Ferguson Michiana was established by Dave’s dad R.C. in 1971.
Originally, it sold a machine that split the ground to put in sprinkler lines.
“He had five boys, so I think he decided with all the cable we were putting in the ground, we were a cable company,” Ferguson said. “We migrated into backhoes and machinery and bigger plows that slice the ground.”
The original sod cutter looks like a grasshopper and is displayed in the showroom, which also contains Cuthbert Insurance Agency.
“We just connected all the South Bend schools with fiber,” Tracy said. “Last year we spent all summer at Eddy Street Commons across from Notre Dame.”
“The wind company we hope will be a complement to help the underground company grow,” Dave said.
Ferguson slices the fledgling market into three categories: “small wind. We’re small wind. We’re an individual resident, farm or small business and five, 10 and 20 kilowatt. Then there’s community – bigger towers serving 25 or 50 homes. Then there’s big wind, the power company energy farms where they decide part of their power will come from wind.
“There are federal and state tax incentives and grants available until Jan. 1, 2017, for wind generator installations” which can help offset an investment of $28,000 to $30,000 by as much as 30 percent.
A smaller three-kilowatt generator can run $22,000 to $23,000.
“They’re not cheap,” Dave said, “but there is a payback. How bad do you want to go green?”
“What I’ve been hearing from customers,” Ron added, “is once they start going green, they start paying more attention to turning lights off and turning pools off during the day and just running them at night. Then all of a sudden they’re saving more money than they thought. It loosens cash flow when you’ve got that money in your pocket when your bill to the power company is smaller.”
Last November Ron and Dave attended a Detroit wind conference at which Gov. Jennifer Granholm appeared.
“These guys also went to township meetings for ordinance issues,” Tracy said.
“A lot of townships aren’t ready yet,” Dave said.

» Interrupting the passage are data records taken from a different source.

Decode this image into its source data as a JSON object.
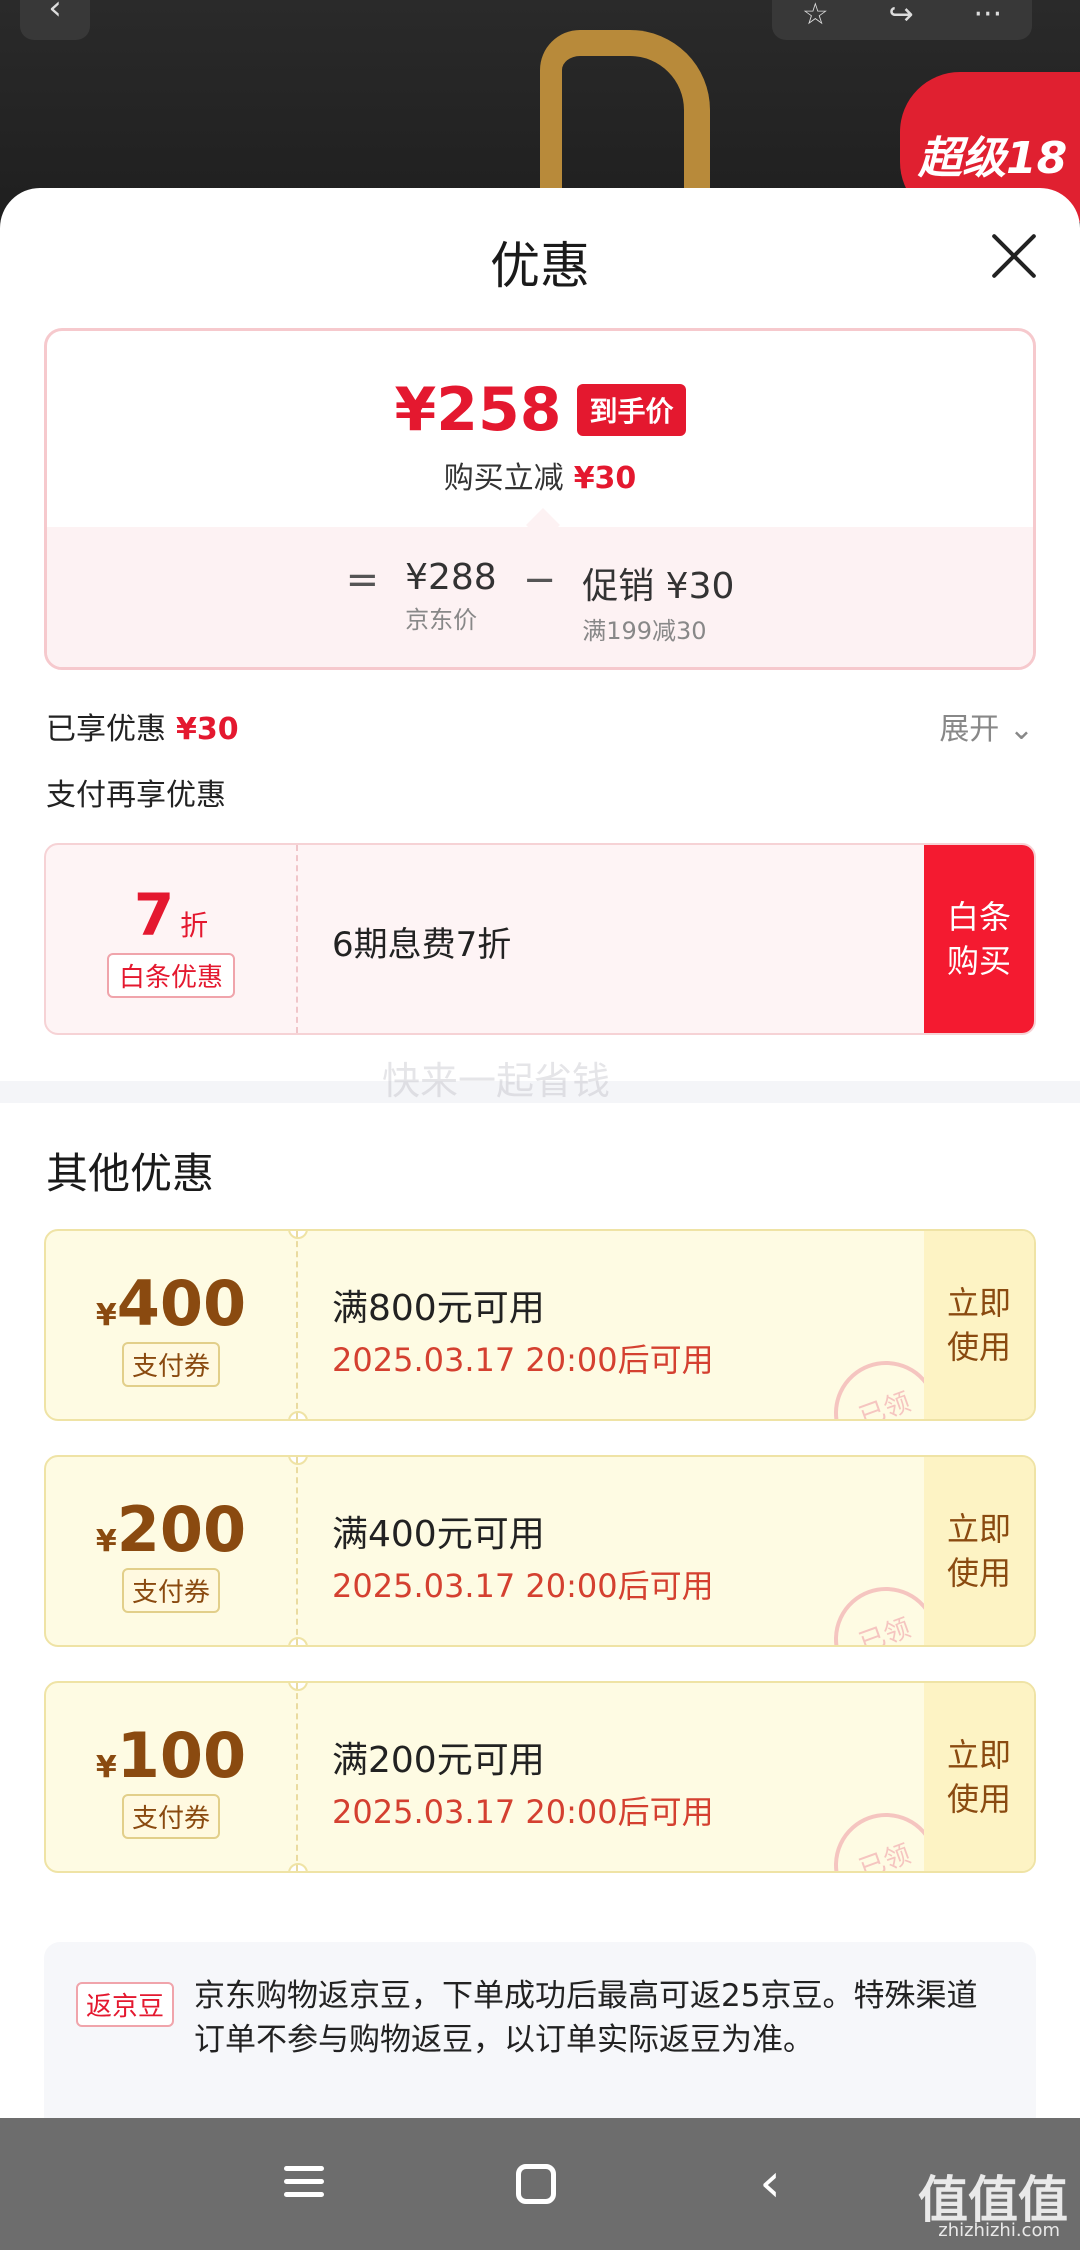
{
  "background": {
    "promo_badge": "超级18"
  },
  "sheet": {
    "title": "优惠"
  },
  "price": {
    "final_price": "¥258",
    "final_tag": "到手价",
    "instant_reduction_label": "购买立减",
    "instant_reduction_value": "¥30",
    "eq_sign": "=",
    "jd_price": "¥288",
    "jd_price_label": "京东价",
    "minus_sign": "−",
    "promo_value": "促销 ¥30",
    "promo_desc": "满199减30"
  },
  "enjoyed": {
    "label": "已享优惠",
    "value": "¥30",
    "expand": "展开"
  },
  "pay_again_label": "支付再享优惠",
  "baitiao": {
    "discount": "7",
    "discount_unit": "折",
    "tag": "白条优惠",
    "desc": "6期息费7折",
    "button": "白条\n购买"
  },
  "watermark": "快来一起省钱",
  "other_title": "其他优惠",
  "coupons": [
    {
      "amount": "400",
      "tag": "支付券",
      "condition": "满800元可用",
      "time": "2025.03.17 20:00后可用",
      "button": "立即\n使用",
      "stamp": "已领"
    },
    {
      "amount": "200",
      "tag": "支付券",
      "condition": "满400元可用",
      "time": "2025.03.17 20:00后可用",
      "button": "立即\n使用",
      "stamp": "已领"
    },
    {
      "amount": "100",
      "tag": "支付券",
      "condition": "满200元可用",
      "time": "2025.03.17 20:00后可用",
      "button": "立即\n使用",
      "stamp": "已领"
    }
  ],
  "jd_beans": {
    "tag": "返京豆",
    "text": "京东购物返京豆，下单成功后最高可返25京豆。特殊渠道订单不参与购物返豆，以订单实际返豆为准。"
  },
  "brand": {
    "name": "值值值",
    "url": "zhizhizhi.com"
  }
}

Silver Creek in Cass County and Pipestone in Berrien County have recently crafted ordinances regulating wind generation, “but as a general rule, I’d say way less than half even have an ordinance. I’ve been on websites with webinars held specifically to talk to townships about what to do and how to prepare. It’s a stumbling block right now, though a lot of them are working on them because they know it’s coming.”